They are compliant with MPEG patent licenses - they distribute source code you have to compile yourself and for non-commercial use.
If you build x264 or other open source implementation of h.264/h.265, and embed it for example in commercial video conferencing software/appliance, you have to pay patent licensing fees for that product.
It's also why Firefox downloads a blob from Cisco to handle MPEG-4 video - Cisco covers the licensing for distribution et al.
If I understand correctly, around 10 million USD per year (according to https://www.mpegla.com/wp-content/uploads/avcweb.pdf that's the cap, and from what I've heard Cisco is selling enough actual products to hit that cap, so providing their software for free to everyone else doesn't cost them any extra in licensing fees, just hosting and such)
I don't recall the specific timing of the release, so this might not line up, and I have no inside knowledge, just public information.
Cisco has some products which use compressed video in a browser setting. It would be useful if all browsers supported a good codec. Individually downloaded codec plugins suck, because installing is iffy. Therefore, give something away which doesn't cost licensing money to make your existing licensed products more usable.
Because several years ago, there was a fight over mandatory to implement video codecs in WebRTC. It was VP8 vs H.264. The biggest thing VP8 had going for it was no royalty payments. Cisco wanted H.264 because all of their devices supported H.264 and none supported VP8 and they already paid the royalties. So Jonathan Rosenberg, then CTO of the division of Cisco that managed this part of the business arranged to have Cisco cover the royalty payments for anyone implementing the WebRTC standards.
That wasn't enough, and WebRTC requires both VP8 and H.264 as MTI codecs.

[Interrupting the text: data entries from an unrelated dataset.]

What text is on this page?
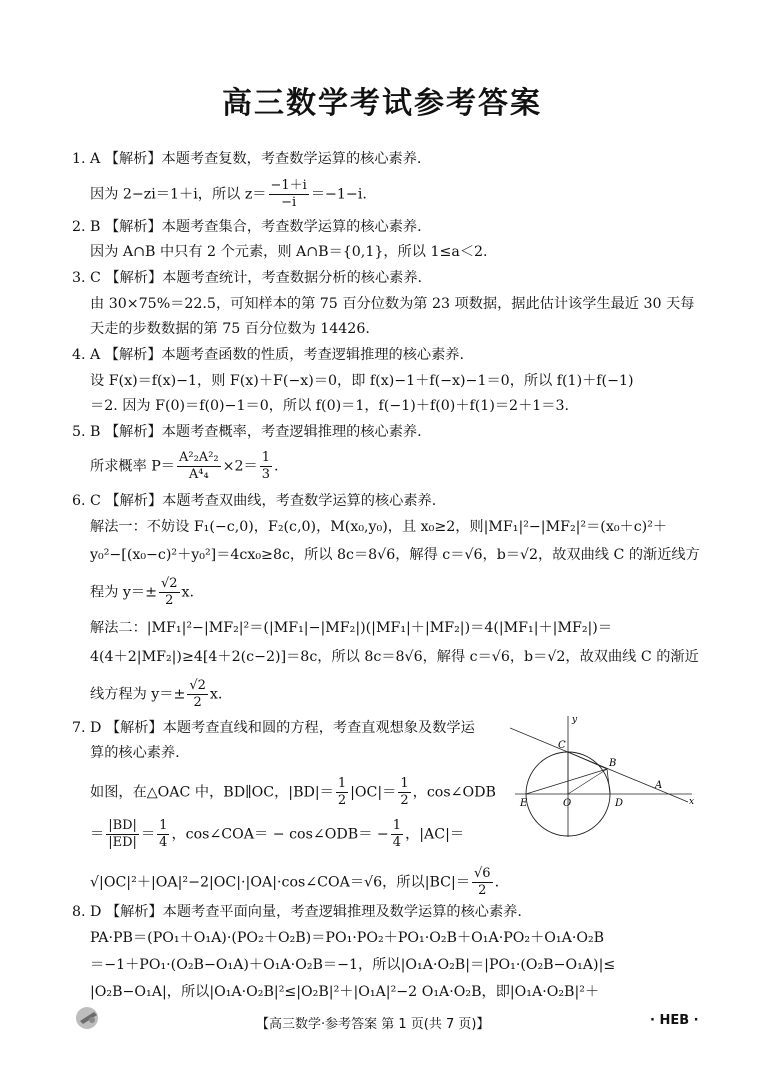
高三数学考试参考答案
1. A 【解析】本题考查复数，考查数学运算的核心素养.
因为 2−zi＝1＋i，所以 $z= \frac{-1+i}{-i} =-1-i$.
2. B 【解析】本题考查集合，考查数学运算的核心素养.
因为 A∩B 中只有 2 个元素，则 A∩B＝{0,1}，所以 1≤a＜2.
3. C 【解析】本题考查统计，考查数据分析的核心素养.
由 30×75%＝22.5，可知样本的第 75 百分位数为第 23 项数据，据此估计该学生最近 30 天每
天走的步数数据的第 75 百分位数为 14426.
4. A 【解析】本题考查函数的性质，考查逻辑推理的核心素养.
设 F(x)＝f(x)−1，则 F(x)＋F(−x)＝0，即 f(x)−1＋f(−x)−1＝0，所以 f(1)＋f(−1)
＝2. 因为 F(0)＝f(0)−1＝0，所以 f(0)＝1，f(−1)＋f(0)＋f(1)＝2＋1＝3.
5. B 【解析】本题考查概率，考查逻辑推理的核心素养.
所求概率 $P= \frac{\text{A²₂A²₂}}{\text{A⁴₄}} \times 2= \frac{1}{3}$ .
6. C 【解析】本题考查双曲线，考查数学运算的核心素养.
解法一：不妨设 F₁(−c,0)，F₂(c,0)，M(x₀,y₀)，且 x₀≥2，则|MF₁|²−|MF₂|²＝(x₀＋c)²＋
y₀²−[(x₀−c)²＋y₀²]＝4cx₀≥8c，所以 8c＝8√6，解得 c＝√6，b＝√2，故双曲线 C 的渐近线方
程为 $y=\pm \frac{√2}{2} x$.
解法二：|MF₁|²−|MF₂|²＝(|MF₁|−|MF₂|)(|MF₁|＋|MF₂|)＝4(|MF₁|＋|MF₂|)＝
4(4＋2|MF₂|)≥4[4＋2(c−2)]＝8c，所以 8c＝8√6，解得 c＝√6，b＝√2，故双曲线 C 的渐近
线方程为 $y=\pm \frac{√2}{2} x$.
7. D 【解析】本题考查直线和圆的方程，考查直观想象及数学运
算的核心素养.
如图，在△OAC 中，BD∥OC，$|BD|= \frac{1}{2} |OC|= \frac{1}{2}$ ，cos∠ODB
＝ $\frac{|BD|}{|ED|} = \frac{1}{4}$ ，cos∠COA＝ − cos∠ODB＝ − $\frac{1}{4}$ ，|AC|＝
√|OC|²＋|OA|²−2|OC|·|OA|·cos∠COA＝√6，所以$|BC|= \frac{√6}{2}$ .
y
x
C
B
A
E	O	D
8. D 【解析】本题考查平面向量，考查逻辑推理及数学运算的核心素养.
PA·PB＝(PO₁＋O₁A)·(PO₂＋O₂B)＝PO₁·PO₂＋PO₁·O₂B＋O₁A·PO₂＋O₁A·O₂B
＝−1＋PO₁·(O₂B−O₁A)＋O₁A·O₂B＝−1，所以|O₁A·O₂B|＝|PO₁·(O₂B−O₁A)|≤
|O₂B−O₁A|，所以|O₁A·O₂B|²≤|O₂B|²＋|O₁A|²−2 O₁A·O₂B，即|O₁A·O₂B|²＋
【高三数学·参考答案 第 1 页(共 7 页)】	· HEB ·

They don't get away with it. The are two separate issues: the software copyright license and the H.264 patent license. x264 itself is licensed under the GPL:
But if you use an H.264 encoder or decoder in a country that recognizes software patents then you need to buy a patent license if your usage comes under the terms of the license:
So if a company in france writes open source software that infringes on a US software patent, and a company in the US bundles that source code in a product, is the US company liable for damages?